Department of Pathology, Fudan University Shanghai Cancer Center, Shanghai 200032, China; Department of Oncology, Shanghai Medical College, Fudan University, Shanghai 200032, China.
Department of Pathology, Fudan University Shanghai Cancer Center, Shanghai 200032, China; Department of Oncology, Shanghai Medical College, Fudan University, Shanghai 200032, China.
Hum Pathol. 2019 Feb;84:231-238. doi: 10.1016/j.humpath.2018.10.004. Epub 2018 Oct 16.
Some sporadic triple-negative breast cancers (TNBCs) share similar clinicopathological and molecular characteristics to BRCA1/2-mutant breast cancers, a phenotype described as "BRCAness." Identifying BRCAness in TNBCs could expand the target group for platinum salts and poly(adenosine diphosphate-ribose) polymerase inhibitors. The aims of our study were to assess the clinical validity of BRCA1/2 promoter methylation and BRCA1-like genomic profile to identify BRCAness and to evaluate its correlations with clinicopathological features in TNBCs. Formalin-fixed, paraffin-embedded tissues and fresh tissues of 151 primary invasive TNBCs were collected. BRCA1/2 promoter methylation and BRCA1-like genomic profile were detected using methylation-specific multiplex ligation-dependent probe amplification and multiplex ligation-dependent probe amplification assay, respectively. BRCA1/2 messenger RNA expression was evaluated by quantitative reverse-transcription polymerase chain reaction. Of the 151 patients, 38 (25.2%) showed BRCA1 promoter methylation. Of the 124, 52 (41.9%) had a BRCA1-like multiplex ligation-dependent probe amplification profile. The frequency of BRCAness phenotype was 54.8% (68/124). BRCA1 germline mutation and BRCA1 promoter methylation were mutually exclusive (P = .002). The BRCAness phenotype was significantly associated with large tumor size (>2 cm, P = .009), positive lymph nodes (P = .008), grade 3 tumor (P = .0001), high Ki-67 levels (P = .001), and basal-like breast cancers (P = .0001). Combined detections of BRCA1 promoter methylation and BRCA1-like genomic profile could identify more BRCAness cases in TNBCs. BRCA1 promoter methylation might rule out BRCA1 germline mutation in TNBCs. BRCAness was associated with aggressive clinicopathological features. These findings might have clinical values in hereditary breast cancer screening and target treatment of TNBCs.
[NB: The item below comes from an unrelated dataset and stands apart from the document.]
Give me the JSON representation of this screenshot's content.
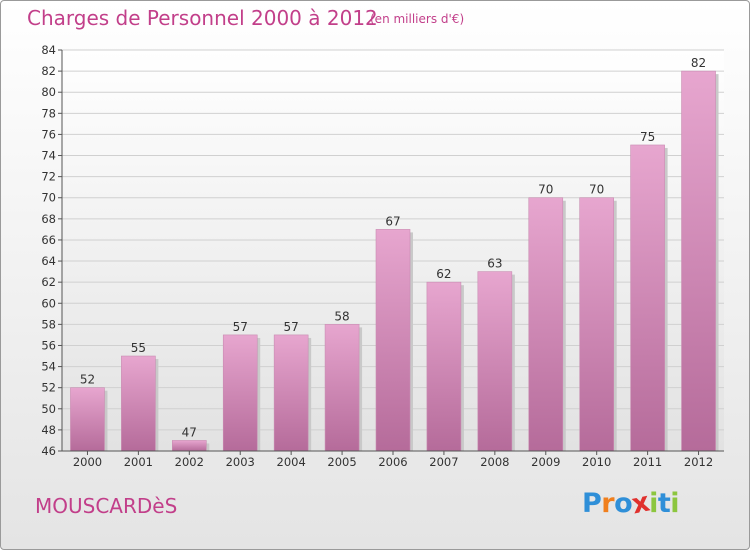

一些散发性三阴性乳腺癌(TNBC)具有与 BRCA1/2 突变型乳腺癌相似的临床病理和分子特征,这种表型被描述为“BRCA 样”。在 TNBC 中鉴定 BRCA 样状态可以扩大铂盐和聚(腺苷二磷酸核糖)聚合酶抑制剂的靶群体。本研究的目的是评估 BRCA1/2 启动子甲基化和 BRCA1 样基因组谱来识别 BRCA 样状态的临床有效性,并评估其与 TNBC 临床病理特征的相关性。收集了 151 例原发性浸润性 TNBC 的福尔马林固定、石蜡包埋组织和新鲜组织。分别使用甲基化特异性多重连接依赖性探针扩增和多重连接依赖性探针扩增检测 BRCA1/2 启动子甲基化和 BRCA1 样基因组谱。通过定量逆转录聚合酶链反应评估 BRCA1/2 信使 RNA 表达。在 151 例患者中,38 例(25.2%)显示 BRCA1 启动子甲基化。在 124 例中,52 例(41.9%)具有 BRCA1 样多重连接依赖性探针扩增谱。BRCA 样表型的频率为 54.8%(68/124)。BRCA1 种系突变和 BRCA1 启动子甲基化是相互排斥的(P =.002)。BRCA 样表型与肿瘤较大(>2cm,P =.009)、淋巴结阳性(P =.008)、肿瘤分级 3 级(P =.0001)、高 Ki-67 水平(P =.001)和基底样乳腺癌(P =.0001)显著相关。BRCA1 启动子甲基化和 BRCA1 样基因组谱的联合检测可在 TNBC 中鉴定更多的 BRCA 样病例。BRCA1 启动子甲基化可能排除 TNBC 中的 BRCA1 种系突变。BRCA 样与侵袭性临床病理特征相关。这些发现可能在遗传性乳腺癌筛查和 TNBC 的靶向治疗中有临床价值。